Mientras estaba estudiando su rostro, recreándome en su hermosura, no se me había ocurrido que él fuese a observarme del mismo modo y, al darme cuenta, me ruboricé.
– Si tengo que escribir una novela, quiero que sea una novela americana, no una mera imitación de lo que se hace en Inglaterra. No quiero trasladar a Tom Jones o a Clarissa Harlowe a Nueva York y ponerlos a correr aventuras entre indios y tramperos. El libro tiene que ser norteamericano en su esencia, ¿no le parece?
Andrew volvió a detenerse y me miró.
– Es usted una mujer lista y, si me permite decirlo, una verdadera revolucionaria. Creo que, si hubiera ocupado un escaño en el Congreso Continental, la guerra habría terminado hace tres años.
– Usted se burla de mí -le dije.
Él me miró directamente a los ojos para que viese que era sincero.
– No hago tal cosa, se lo prometo. Usted, aislada en su granja, ha entendido más de la Revolución y del nuevo país que la mitad de nuestros políticos y generales. No podemos hacer las cosas a la antigua, sino que debemos hacerlas a nuestra manera, la nueva. Aun así, para ser sincero, no estoy del todo seguro de qué aire debería tener una novela norteamericana.
– Las novelas inglesas tratan casi siempre de la propiedad de las tierras -le expliqué-. Haciendas heredadas milagrosamente, o robadas de forma diabólica. Hay matrimonios, por supuesto, pero estas uniones, pese a todas las protestas de afecto, se basan siempre en cuestiones de tierras y fincas, de posesiones y rentas, y no en el amor, desde luego que no. Yo no quiero escribir una novela sobre propiedades. Aquí, en América, abundan las tierras, por lo que resultan baratas.
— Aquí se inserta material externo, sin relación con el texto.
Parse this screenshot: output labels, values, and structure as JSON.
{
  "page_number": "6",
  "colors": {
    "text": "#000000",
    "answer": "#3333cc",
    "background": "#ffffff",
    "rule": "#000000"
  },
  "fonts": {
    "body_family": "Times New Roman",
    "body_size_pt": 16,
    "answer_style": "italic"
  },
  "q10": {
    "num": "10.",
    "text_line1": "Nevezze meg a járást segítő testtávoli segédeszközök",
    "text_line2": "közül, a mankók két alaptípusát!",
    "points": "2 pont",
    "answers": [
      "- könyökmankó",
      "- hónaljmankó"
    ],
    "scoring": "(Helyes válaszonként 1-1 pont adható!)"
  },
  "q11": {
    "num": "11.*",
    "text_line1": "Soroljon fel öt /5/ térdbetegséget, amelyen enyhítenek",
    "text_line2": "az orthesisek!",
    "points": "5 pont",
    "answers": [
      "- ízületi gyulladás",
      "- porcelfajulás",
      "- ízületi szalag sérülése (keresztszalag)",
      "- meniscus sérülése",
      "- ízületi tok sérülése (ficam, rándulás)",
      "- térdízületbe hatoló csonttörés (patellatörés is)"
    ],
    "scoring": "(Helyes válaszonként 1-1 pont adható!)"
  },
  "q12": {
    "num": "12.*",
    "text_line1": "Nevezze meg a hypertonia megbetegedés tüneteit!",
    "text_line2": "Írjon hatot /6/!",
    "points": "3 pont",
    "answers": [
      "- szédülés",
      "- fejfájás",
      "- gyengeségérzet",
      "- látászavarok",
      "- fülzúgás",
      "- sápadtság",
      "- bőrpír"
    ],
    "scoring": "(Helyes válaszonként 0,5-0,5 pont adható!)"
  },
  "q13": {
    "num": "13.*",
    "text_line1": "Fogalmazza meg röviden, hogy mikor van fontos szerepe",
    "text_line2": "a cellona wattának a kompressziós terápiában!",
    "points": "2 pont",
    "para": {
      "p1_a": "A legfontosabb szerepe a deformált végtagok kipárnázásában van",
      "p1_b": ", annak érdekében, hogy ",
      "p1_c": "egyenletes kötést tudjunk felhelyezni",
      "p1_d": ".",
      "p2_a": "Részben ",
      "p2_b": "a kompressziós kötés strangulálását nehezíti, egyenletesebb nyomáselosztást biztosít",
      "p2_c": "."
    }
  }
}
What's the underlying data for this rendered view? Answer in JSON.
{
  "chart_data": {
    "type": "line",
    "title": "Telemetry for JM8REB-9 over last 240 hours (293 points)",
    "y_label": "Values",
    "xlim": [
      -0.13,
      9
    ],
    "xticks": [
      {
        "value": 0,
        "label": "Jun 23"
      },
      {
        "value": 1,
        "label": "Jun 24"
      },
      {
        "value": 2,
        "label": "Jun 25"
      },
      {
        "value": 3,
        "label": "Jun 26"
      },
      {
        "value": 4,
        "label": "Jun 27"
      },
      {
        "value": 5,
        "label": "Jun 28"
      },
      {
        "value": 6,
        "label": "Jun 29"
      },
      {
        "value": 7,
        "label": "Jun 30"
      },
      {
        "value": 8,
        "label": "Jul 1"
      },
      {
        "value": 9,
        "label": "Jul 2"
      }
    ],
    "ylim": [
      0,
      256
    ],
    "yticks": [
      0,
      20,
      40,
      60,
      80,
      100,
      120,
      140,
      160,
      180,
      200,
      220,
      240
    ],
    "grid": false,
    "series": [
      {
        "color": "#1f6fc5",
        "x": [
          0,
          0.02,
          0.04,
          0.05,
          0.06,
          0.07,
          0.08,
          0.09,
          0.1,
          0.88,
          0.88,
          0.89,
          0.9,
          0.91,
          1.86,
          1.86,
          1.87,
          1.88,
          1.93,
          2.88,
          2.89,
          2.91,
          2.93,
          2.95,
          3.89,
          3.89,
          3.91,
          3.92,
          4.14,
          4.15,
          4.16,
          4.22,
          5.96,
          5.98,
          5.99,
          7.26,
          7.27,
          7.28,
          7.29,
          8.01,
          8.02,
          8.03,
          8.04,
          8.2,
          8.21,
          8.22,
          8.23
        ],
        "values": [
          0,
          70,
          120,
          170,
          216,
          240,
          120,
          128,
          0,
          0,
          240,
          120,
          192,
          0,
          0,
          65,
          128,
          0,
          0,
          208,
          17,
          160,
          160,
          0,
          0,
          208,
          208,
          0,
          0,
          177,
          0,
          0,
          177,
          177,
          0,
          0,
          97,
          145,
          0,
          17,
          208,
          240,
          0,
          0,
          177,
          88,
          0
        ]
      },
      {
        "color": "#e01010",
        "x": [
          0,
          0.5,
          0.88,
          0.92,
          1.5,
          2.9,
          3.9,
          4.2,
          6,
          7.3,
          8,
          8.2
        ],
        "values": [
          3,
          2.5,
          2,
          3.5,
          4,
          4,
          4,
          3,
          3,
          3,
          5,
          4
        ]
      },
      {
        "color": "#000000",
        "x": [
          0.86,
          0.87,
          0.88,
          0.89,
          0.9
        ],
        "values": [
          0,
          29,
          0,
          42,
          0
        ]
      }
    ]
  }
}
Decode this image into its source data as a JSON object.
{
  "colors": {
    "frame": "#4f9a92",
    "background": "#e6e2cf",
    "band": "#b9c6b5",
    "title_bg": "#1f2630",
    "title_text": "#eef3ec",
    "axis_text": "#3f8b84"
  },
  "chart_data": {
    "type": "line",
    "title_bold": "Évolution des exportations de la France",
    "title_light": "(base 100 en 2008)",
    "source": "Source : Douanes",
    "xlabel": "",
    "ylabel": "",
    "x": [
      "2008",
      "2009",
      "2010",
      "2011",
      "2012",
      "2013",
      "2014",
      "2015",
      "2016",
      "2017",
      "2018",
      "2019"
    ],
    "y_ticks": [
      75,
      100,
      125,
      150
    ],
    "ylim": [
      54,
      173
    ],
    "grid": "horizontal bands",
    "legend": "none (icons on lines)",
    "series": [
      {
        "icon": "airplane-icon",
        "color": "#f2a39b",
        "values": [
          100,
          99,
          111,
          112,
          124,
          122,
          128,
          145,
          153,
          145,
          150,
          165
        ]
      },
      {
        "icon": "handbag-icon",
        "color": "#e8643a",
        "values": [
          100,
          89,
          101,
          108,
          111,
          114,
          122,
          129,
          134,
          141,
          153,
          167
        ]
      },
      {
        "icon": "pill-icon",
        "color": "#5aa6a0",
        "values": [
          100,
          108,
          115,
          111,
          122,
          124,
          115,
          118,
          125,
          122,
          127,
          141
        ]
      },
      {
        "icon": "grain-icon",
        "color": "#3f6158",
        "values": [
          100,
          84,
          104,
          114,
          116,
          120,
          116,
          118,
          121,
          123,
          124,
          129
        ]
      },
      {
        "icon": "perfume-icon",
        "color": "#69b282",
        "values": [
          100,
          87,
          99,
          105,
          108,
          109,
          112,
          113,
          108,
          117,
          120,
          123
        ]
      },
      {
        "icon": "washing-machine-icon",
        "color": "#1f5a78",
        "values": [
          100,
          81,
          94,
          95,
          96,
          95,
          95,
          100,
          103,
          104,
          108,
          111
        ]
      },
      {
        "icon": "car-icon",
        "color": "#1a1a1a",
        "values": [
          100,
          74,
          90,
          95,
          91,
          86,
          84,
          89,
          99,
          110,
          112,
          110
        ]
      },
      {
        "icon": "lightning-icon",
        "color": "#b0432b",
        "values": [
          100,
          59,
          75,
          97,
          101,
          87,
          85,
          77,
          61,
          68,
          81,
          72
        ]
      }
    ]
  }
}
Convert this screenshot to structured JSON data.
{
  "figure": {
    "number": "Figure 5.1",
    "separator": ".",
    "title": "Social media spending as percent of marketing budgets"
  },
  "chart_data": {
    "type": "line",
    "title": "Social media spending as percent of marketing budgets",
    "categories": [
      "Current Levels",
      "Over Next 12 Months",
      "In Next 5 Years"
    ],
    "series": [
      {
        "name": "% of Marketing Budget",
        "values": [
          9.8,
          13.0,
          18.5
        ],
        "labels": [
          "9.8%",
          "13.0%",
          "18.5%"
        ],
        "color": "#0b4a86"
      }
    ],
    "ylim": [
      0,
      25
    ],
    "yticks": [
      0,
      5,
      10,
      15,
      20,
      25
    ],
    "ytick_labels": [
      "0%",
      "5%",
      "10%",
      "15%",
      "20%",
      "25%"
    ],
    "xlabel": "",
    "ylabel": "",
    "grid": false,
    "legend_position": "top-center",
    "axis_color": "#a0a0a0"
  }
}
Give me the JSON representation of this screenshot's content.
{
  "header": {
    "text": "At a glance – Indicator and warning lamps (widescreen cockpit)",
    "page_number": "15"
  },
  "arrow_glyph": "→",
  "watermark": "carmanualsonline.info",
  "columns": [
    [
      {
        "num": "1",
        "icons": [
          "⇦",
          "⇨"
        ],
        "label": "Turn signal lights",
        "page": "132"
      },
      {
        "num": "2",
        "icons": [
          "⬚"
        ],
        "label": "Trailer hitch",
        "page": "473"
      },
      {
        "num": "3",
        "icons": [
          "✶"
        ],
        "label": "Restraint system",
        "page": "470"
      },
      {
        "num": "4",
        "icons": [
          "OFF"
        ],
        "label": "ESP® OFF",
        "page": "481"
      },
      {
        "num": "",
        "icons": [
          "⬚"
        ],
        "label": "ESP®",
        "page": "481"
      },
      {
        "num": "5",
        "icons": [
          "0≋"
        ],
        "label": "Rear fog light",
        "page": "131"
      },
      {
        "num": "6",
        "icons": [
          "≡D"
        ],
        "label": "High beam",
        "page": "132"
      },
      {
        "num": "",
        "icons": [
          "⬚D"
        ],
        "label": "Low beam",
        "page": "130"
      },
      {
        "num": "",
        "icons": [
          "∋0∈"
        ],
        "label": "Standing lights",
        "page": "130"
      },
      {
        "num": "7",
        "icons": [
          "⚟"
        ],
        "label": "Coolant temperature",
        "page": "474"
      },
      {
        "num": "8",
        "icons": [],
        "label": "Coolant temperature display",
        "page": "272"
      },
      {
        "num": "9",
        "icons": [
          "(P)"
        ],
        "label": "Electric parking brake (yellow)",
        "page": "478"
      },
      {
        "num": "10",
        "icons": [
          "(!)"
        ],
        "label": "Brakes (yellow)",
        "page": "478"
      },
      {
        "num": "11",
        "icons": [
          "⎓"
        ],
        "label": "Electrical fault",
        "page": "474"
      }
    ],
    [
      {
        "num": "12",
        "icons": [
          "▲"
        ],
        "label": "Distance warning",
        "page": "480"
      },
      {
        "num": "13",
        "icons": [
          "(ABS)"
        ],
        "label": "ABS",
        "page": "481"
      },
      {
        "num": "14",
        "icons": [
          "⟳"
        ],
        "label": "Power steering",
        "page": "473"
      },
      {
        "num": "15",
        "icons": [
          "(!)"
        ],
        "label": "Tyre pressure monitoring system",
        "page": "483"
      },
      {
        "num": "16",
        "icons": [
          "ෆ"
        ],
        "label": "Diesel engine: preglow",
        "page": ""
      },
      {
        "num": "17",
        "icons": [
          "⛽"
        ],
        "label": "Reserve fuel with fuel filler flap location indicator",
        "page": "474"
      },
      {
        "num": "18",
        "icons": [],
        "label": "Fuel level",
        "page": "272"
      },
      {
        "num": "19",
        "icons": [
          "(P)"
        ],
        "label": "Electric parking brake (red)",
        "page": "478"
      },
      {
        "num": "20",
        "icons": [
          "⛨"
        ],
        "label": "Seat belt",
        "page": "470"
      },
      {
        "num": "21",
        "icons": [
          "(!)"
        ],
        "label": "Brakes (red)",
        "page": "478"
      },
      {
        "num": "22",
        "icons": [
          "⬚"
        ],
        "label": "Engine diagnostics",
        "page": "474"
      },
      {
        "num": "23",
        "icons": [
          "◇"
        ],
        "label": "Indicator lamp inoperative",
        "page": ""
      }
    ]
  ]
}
No sucede como en Inglaterra, donde son escasas y preciadas y difíciles de conservar.
Andrew se frotó el mentón y asintió como si escuchara una voz que solo él podía oír.
– La novela americana, si tiene que ser veraz, no debe tratar sobre las tierras, sino sobre el dinero. El simple dinero, el vulgar, corruptor y vil metal.
Tan pronto lo hubo dicho, me di cuenta de que tenía toda la razón. Escribiría una novela sobre el dinero. La idea causó un efecto tan poderoso en mí que fue como si ya estuviésemos casados y me agarré de su brazo y tiré de él hacia mí. Estaba segura de que su brillante sugerencia sería importante, pero aún no podía saber que lo cambiaría todo.